On the day preparations: (allow 2-3 hours)
Solutions & preparation of materials:
1. 1% formaldehyde solution is made freshly from paraformaldehyde (PFA). Note that PFA is a polymer of formaldehyde that must be hydrolyzed to be functional. This is done by heating the aqueous solution (60°C) and increasing the pH with NaOH.
a. Add 0.25 g of PFA to 22.5 ml of double-distilled water in a 50 ml conic tube. Add one drop of 1 M NaOH. Incubate in 60°C water bath for at least 20 minutes. Invert every 5 minutes or so to ensure all PFA is dissolved.
b. Allow solution to cool to room temperature before adjusting the pH to 9.2 using 50mM boric acid (usually takes about 0.5 ml).
c. Add 35 µl of Triton X-100 (0.15% final v/v). Make sure is completely dissolved before use. Triton X-100 is a nonionic detergent that bursts the nuclear envelope. This is done concomitantly with the formaldehyde fixation step.
d. Add 150 µl of a 500 mM solution of DTT to the fix (final concentration: 3 mM DTT)
2. Thaw out Tyrode’s solution aliquot and pre-warm to 37°C.
3. Pre-warm aliquot (approx. 1 ml) of 0.9% sodium citrate solution to 37°C.
4. Prepare a humid chamber with hot water before beginning protocol.

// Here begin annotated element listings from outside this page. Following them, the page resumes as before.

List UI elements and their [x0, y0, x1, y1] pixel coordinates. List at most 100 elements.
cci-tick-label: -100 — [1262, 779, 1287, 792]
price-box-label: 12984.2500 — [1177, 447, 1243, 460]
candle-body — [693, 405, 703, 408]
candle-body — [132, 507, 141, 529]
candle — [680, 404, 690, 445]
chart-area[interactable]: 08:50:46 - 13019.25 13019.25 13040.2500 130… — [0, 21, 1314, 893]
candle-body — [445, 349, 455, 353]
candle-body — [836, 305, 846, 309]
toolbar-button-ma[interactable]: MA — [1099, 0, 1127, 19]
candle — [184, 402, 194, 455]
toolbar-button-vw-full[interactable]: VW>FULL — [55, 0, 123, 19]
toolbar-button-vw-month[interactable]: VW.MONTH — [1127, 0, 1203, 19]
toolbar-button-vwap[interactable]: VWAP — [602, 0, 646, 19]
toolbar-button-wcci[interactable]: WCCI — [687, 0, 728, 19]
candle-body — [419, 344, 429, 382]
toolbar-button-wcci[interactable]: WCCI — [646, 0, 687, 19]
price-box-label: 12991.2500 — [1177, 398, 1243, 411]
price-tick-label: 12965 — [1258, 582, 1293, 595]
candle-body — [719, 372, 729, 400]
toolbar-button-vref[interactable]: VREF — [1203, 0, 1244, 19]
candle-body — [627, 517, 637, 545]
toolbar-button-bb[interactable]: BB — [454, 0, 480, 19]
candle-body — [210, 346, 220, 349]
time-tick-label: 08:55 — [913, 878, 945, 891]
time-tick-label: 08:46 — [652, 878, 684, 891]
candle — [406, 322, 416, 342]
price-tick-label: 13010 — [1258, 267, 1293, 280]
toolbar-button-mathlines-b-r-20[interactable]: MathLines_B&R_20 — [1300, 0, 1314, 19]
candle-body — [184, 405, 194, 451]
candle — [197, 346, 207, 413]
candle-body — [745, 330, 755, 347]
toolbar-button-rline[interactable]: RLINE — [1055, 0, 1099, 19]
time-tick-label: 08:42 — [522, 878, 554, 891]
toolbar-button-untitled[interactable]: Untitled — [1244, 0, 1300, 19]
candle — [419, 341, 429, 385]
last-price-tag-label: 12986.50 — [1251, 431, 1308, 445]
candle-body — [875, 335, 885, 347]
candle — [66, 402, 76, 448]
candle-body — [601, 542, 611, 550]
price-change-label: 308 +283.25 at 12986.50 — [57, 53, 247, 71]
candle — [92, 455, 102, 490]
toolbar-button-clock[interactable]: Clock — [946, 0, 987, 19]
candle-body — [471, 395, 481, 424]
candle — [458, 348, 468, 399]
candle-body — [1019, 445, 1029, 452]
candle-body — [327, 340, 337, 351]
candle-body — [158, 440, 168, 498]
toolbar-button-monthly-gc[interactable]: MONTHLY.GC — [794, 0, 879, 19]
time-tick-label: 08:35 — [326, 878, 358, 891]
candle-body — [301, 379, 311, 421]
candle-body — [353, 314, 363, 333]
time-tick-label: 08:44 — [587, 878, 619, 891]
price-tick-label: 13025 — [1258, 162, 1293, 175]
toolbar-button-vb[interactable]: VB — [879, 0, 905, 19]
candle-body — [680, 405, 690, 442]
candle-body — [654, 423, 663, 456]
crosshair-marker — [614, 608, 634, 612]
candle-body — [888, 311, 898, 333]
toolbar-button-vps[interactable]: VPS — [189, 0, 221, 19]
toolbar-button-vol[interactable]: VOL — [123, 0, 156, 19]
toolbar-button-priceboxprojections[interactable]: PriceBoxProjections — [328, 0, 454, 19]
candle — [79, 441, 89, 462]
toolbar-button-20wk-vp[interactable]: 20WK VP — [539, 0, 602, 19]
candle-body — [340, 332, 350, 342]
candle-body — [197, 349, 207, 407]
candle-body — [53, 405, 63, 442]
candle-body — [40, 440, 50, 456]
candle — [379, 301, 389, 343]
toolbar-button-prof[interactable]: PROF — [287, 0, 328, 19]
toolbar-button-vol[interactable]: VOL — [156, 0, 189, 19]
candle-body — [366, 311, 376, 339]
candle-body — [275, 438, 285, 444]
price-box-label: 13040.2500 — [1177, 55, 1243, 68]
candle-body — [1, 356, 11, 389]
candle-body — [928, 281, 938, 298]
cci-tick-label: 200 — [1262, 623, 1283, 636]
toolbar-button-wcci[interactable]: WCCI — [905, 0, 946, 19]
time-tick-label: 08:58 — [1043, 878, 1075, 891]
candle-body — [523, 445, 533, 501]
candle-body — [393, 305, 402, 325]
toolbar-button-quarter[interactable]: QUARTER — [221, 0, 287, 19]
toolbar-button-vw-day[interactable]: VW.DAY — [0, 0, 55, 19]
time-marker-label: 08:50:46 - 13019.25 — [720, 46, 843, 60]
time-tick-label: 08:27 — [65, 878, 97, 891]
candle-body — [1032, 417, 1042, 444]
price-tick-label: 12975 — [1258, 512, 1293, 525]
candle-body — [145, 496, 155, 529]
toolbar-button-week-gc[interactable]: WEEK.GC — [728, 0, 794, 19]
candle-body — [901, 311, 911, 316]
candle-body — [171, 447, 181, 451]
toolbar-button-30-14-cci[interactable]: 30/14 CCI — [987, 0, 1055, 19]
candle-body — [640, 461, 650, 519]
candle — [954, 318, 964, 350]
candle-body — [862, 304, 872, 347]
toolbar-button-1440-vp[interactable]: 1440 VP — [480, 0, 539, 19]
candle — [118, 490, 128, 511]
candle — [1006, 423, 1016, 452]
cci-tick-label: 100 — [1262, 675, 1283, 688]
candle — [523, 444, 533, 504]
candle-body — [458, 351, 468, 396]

5. Etch and clean microscope slides. Use a diamond pen to draw a circle in the middle on the underside of the slide where you will drop the oocyte. Use ethanol or IMS to wipe the slides to remove grease using standard laboratory tissue wipes.
The following steps are carried out under the stereomicroscope on a heated stage.
6. Place the slides in a Coplin jar containing in 1% formaldehyde solution to coat the slide.
7. Using a 130 µm micropipette, transfer the MI or MII oocyte to a 30 µl drop of Tyrode’s solution on the lid of a culture dish. Gently pipette the oocyte up and down to move the oocyte in the solution. Watch for the loosening and eventual sloughing of the zona under a stereomicroscope.
8. Once the zona sloughs off, carefully transfer the eggs though 2-3 drops of 0.9% sodium citrate to rinse off the Tyrode’s solution.
9. Pick up and hold the oocyte in the micropipette in the smallest amount of liquid possible.
10. With your other hand remove slide from the formaldehyde, dab the end on a paper towel and wipe the back to remove excess solution, and place under the stereomicroscope.
11. While looking under the stereomicroscope, drop the oocyte onto the formaldehyde-soaked slide within the etched circle, transferring the least amount of wash solution possible. Watch for the oocyte to visibly burst when it hits the slide. The oocyte will look to flatten and ‘crack open’, followed by a visible dispersion of the cytoplasm. Once completely burst the oocyte will be nearly invisible on the slide.
12. Taking care to keep the slide absolutely flat, transfer it to the pre-warmed humid chamber (37 °C) for gradual drying for a minimum of two hours at room temperature.
13. After slow drying, crack the lid of the humid chamber and leave until slides are fully dry at room temperature (approx. 20 minutes).
14. Move slides to a Coplin jar containing a 1% Photoflo solution (500 µL in 50 mL of water) and wash for 2 minutes.
15. Remove slides and air dry. Slides may dry standing vertically against any surface to allow excess liquid to run to the end of the slide or lying flat on paper towels. Leave at room temperature on the bench until completely dry (approx. 10-20 min).
16. Store slides -20°C until ready for staining.